Gdzie to dziś nogi zaniosą? Wyjątkowo kiepsko szło mi szukanie pomysłu na spacer, w końcu padło na Sławno. Drogą krajową nr 22 w kierunku na Strzelce, przy drodze mijam stawek zaadoptowany na letnią działkę z altanką i skręcam w wyboistą, brukową drogę tak kiepską, że aż żałuję, że nie dojechałem od strony Strzelec.
Spacerek na zachód, gdzie wioska szybko się kończy i wchodzę pomiędzy drzewa. Mijany rowerzysta mówi, że dalej nie ma co iść, że grzybów już brak, jednak informację tą dementuje napotkana chwilę później staruszka potwierdzając to, co wiadomo od zawsze: że na grzyby trzeba wiedzieć, gdzie iść. Idąc jeszcze kawałek, wychodzę na ogromną polanę, poprzecinaną rozlicznymi stawami. Wokół pełno kwiatów – wokół kępy wysokich, żółtych „słońc”, pomiędzy nimi małe, fioletowe kwiatki, gdzie indziej biało-różowawe puszyste baldachy powoli zamieniające się w nasiona, gdzie indziej drobne żółte kwiatki przypominające swym kształtem kolorowy sztuczny śnieg napsikany na drobniutkie gałązki. Po długotrwałej suszy, ostatnie deszcze wywołały wczesnojesienny wysyp kwiatów. Z kolei wśród trzcin kwitnie pałka, stanowiąca ciekawą ozdobę domu zamiast bukietu kwiatów. Niezdecydowany deszczyk próbuje nakłonić do powrotu, jednak kilka kropel raczej nie stanowi zagrożenia.
Groblą przechodzę wśród stawów, aby kawałek dalej odbić od żółtego szlaku rowerowego i skierować się w kierunku torów. Wokół typowy las sosnowy, jedynie gdzieniegdzie poprzecinany zarośniętą już transzeją lub niskimi jeszcze drzewkami liściastymi, tworzącymi drugą, niższą warstwę roślin. Gdzieniegdzie grzyby – jednak same trujaki, zarówno te bure psiaki, jak i popularne czerwone muchomory, jeszcze bez białych kropek. Krótki postój, w czasie którego asystuje mi czerwona ważka i żuczek, który wdrapał się na zebrane pałki.

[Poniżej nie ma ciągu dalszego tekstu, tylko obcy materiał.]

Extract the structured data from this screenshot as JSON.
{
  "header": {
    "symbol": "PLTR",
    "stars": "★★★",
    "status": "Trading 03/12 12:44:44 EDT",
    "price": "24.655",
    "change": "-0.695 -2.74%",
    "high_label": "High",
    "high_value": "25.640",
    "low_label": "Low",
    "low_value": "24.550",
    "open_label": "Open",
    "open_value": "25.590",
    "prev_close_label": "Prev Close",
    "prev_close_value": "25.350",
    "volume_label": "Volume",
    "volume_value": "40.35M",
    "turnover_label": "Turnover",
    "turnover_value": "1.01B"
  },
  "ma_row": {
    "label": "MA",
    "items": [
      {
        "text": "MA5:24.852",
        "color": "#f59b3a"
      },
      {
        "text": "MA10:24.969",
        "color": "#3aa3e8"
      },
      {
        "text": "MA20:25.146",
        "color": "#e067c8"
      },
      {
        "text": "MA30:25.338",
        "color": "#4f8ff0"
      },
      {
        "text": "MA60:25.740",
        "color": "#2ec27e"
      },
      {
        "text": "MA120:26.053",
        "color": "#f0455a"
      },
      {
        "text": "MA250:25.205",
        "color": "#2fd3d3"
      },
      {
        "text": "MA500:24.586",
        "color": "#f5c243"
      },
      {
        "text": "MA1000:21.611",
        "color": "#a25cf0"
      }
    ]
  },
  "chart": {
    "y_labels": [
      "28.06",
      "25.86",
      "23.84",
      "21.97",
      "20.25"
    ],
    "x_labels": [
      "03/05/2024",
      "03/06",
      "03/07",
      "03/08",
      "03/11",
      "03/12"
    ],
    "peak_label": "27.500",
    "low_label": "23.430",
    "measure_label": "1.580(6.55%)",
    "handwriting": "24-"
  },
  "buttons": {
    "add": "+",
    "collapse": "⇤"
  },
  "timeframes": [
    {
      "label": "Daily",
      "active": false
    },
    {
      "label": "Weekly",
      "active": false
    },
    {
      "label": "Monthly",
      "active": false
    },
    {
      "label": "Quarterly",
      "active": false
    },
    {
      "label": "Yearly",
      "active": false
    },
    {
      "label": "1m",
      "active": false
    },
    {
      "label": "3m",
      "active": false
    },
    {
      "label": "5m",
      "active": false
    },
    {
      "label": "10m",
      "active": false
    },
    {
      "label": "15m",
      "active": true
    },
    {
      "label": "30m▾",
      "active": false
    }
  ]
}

Za torami odbijam w krótki czarny szlak, który doprowadza do Jeziora Żwirka. Tak więc bajkowy komplet – Żwirek i Muchomorek – dzisiaj odwiedzony. Pozostałości po odkrywkowej kopalni piasku, obecnie zalane, to dwa jeziora o nieregularnym kształcie, pełne cypelków, półwyspów, zadrzewionych wysepek. Na jednym z takich cypelków piaszczysta plaża z piaskowym zamkiem z fosą. Z kolei niezalane obszary, swą fakturą przypominają łupkowe góry – choćby takie, jak Wielki Kanion Kolorado.
Chmury znowu ostrzegają, jednak teraz już trochę groźniej – krople nie są już ani drobne, ani pojedyncze. Więc szybko do lasu, górą wysokiego, spadzistego klifu. Teraz już deszcz atakuje swą pełną siłą, na szczęście ratunek przynosi zabrana na ten cel deszczowa kurtka. Zwłaszcza, gdy przyszło wyjść na otwarty teren. Próba ucieczki przed deszczem sprawia, że nie podziwiam otaczających widoków, nie próbuje dokumentować piękna swym aparatem. Z drogi na Zwierzyn odbijam w kierunku Sarbiewa, mijam stację kolejową i dochodzę do wioski. Tu warto zwrócić uwagę na stary folwark, odremontowany choć w dużym stopniu na wzór współczesny. Stąd już asfaltem do Sławna, gdzie czeka pozostawiony samochód.